После главного инженера выступил товарищ из Москвы. Он хвалил некоторые управления, в том числе Объединение механизаторов, повернулся к президиуму, пожал руку Энверу. Энвер, насупившись, кивнул. А тот сказал удивленно:
— Видите, товарищи? Недоволен! Значит, есть резервы… Значит, — он потряс согнутым пальцем, — есть что и дополнительно спрашивать! А? Я шучу, — добавил он с улыбкой после того, как Горяев замер («Неужели план повысят?..»), а в зале прошел веселый шум. — Товарищи коммунисты! Начинается самая трудная пора стройки, и с вас прежде всего спрос! Желаю вам успехов, дерзости в деле и — довольно дефицитной вещи, чего нет на складах дирекции Каваза, ни в сейфе глубокоуважаемого Салеева — желаю вам… отменного здоровья!

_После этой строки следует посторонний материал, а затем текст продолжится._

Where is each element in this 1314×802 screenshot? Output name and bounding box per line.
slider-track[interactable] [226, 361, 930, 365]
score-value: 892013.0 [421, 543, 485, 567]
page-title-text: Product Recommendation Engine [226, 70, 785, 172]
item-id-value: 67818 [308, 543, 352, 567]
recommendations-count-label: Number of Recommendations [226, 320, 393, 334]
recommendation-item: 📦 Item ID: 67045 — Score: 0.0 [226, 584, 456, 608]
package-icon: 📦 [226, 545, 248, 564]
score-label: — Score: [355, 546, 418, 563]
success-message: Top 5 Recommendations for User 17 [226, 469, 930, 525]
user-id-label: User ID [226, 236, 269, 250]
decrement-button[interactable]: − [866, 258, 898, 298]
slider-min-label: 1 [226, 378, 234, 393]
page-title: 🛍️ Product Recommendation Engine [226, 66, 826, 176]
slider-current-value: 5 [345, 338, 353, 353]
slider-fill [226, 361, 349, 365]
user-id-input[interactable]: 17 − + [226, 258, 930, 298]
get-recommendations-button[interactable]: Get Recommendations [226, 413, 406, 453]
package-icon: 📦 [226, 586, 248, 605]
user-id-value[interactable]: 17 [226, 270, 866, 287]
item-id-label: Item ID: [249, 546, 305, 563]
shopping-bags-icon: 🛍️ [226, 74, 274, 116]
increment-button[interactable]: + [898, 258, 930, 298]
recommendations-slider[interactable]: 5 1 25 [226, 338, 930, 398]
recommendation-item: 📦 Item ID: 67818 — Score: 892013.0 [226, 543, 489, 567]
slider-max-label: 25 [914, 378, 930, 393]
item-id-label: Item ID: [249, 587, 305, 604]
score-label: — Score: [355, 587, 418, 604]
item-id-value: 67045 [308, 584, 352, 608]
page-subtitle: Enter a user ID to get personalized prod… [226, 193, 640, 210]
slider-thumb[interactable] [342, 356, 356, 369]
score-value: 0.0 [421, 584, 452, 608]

«Все шутят, — думал Энвер, тем не менее довольный, что его люди — первые. — И я шучу. Мне ведь тоже приходится быть с людьми как можно более веселым, когда у самого кошки иногда скребут на сердце!.. А какой молодец Ахмедов!»
Горяев с нежностью смотрел, как пробирался он, уходя, сквозь толпу, клюя горбатым носом, выслушивая поздравления. Знамя оставалось на сцене — его увезут и поставят в парткоме.
Уже поздней ночью они с Салеевым и представителем из Москвы вышли на улицу.
Над городом, за Камой, все еще светило зеленоватое весеннее небо, ходили тучи, дул сильный влажный ветер. Машины ехали в сумраке по грязи медленно, издали тормозя перед светофорами, чтобы не забрызгать переходящих улицу рабочих.
Салеев посмеивался, позвал Энвера к себе, но тот отказался. Энвер пришел домой, включил свет в прихожей — жена, видимо, только что вернулась с занятий — мокрые сапожки ее стояли у порога, белая широкая сумка со школьными журналами лежала на столе.
Жена на кухне пила чай.
— Ужинать будешь?
Он покачал головой и ушел в свою комнату. Сел за стол, ничего не раскладывая, и долго так сидел.